配当利回りが高い理由は、長年にわたって現在の利益や規模を維持しづらい成熟期であったり、何らかのショックで株価が著しく下がっている場合があります。
それでも「配当利回り」には威力があります。つまり、「ワケあり」商品なのです。そこに魅力を感じる、お得感を感じる人がいます。
いろいろなタイプの投資家
デイトレードとは、1日のうちの非常に短い時間帯の価格変動を収益のチャンスと捉え、売買を繰り返すことです。この手法が好きな人もいます。
スイングトレードとも呼ばれる手法では、数日間の市場の流れを読んで売買することが一般的です。一方で、数週間や数か月程度で投資先を調整する人もいれば、一度買ったら何十年も持ち続ける人もいます。
投資家によって、年齢や資産規模、家族構成などが異なり、それに伴って将来必要となる資金も変わります。
このような背景から言える重要なことは、市場が常に一方向に偏ることはないということです。

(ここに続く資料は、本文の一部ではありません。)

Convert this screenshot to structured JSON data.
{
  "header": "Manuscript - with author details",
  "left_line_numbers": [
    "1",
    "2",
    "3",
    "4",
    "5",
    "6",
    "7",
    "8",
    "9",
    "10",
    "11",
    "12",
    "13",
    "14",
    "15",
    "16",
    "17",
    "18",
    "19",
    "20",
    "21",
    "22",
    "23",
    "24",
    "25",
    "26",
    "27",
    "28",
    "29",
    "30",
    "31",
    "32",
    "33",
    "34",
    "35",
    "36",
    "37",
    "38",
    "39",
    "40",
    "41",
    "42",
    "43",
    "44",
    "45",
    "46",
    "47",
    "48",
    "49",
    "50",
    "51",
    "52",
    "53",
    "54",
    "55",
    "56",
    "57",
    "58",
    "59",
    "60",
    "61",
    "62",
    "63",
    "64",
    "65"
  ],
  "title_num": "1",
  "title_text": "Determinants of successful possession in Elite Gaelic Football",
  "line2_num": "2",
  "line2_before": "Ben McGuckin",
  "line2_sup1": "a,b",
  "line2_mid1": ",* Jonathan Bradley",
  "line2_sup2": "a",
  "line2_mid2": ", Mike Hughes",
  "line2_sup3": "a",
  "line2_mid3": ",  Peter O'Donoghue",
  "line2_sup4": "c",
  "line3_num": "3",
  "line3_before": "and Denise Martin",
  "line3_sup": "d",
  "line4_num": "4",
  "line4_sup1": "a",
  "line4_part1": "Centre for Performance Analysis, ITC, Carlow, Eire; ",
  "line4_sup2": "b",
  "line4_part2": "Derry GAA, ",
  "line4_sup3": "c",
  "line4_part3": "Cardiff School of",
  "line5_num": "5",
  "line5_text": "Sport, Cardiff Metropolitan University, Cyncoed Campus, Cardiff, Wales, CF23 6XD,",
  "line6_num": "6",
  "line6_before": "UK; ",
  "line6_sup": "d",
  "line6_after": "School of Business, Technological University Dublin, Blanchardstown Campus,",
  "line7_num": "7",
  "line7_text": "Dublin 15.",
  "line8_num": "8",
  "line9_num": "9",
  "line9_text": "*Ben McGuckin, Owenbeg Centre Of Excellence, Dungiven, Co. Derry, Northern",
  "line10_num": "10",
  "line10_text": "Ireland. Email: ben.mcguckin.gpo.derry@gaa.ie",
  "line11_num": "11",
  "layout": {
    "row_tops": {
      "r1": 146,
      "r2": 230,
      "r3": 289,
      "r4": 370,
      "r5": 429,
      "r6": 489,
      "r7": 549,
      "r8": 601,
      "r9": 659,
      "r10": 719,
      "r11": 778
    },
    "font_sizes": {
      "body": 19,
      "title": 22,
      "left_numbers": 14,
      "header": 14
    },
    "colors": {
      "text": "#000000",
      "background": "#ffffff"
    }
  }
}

何かショックが起きた場合、短期的に利益を得ようとしていた人が慌てて株を売ることもあります。一方で、長期的な投資を考えている人は売らないこともあります。また、株価が下がったことを見て、長期的に利益が期待できると判断して買う人もいるでしょう。
株価が高騰している時も、低迷している時も、市場が過剰反応することがあります。しかし、多くの人が「これは行き過ぎだ」と考えて、市場の流れに逆らって取引することで、トレンドが変わることがあります。
SNS情報を鵜呑みするな
SNSやYouTubeには、人々の関心を集めてフォロワー数や再生数を増やそうとする人がたくさんいます。関心を高めるために、「必勝の株」「株暴落」など、刺激的な表現や画像を使う人が多いのは自然な流れです。
マーケットというのは、長く付き合えば付き合うほど、断定が難しくなるものです。「今が株価の底」「これから上昇する銘柄は〇〇」などと断定している人は、マーケット経験が浅いか、自分自身の見通しが当たるかわからないにもかかわらず大げさに演じているケースがほとんどです。
本当に自分の投資に自信があるなら、わざわざその方法をSNSやYouTubeで公開しません。むしろ、投資に自信がある人は自身の相場観を人に見せたがらないものです。
そして、本当に投資で巨額の利益を得ているのであれば、YouTubeの広告収入も必要ないでしょう。
SNSは便利なツールではありますが、決して鵜呑みにせず、企業の発信や専門家の書籍、報道、証券会社の投資情報など幅広い情報源に触れ、バランス感を持って、自分の頭で経済や市場の状況を把握することが大切です。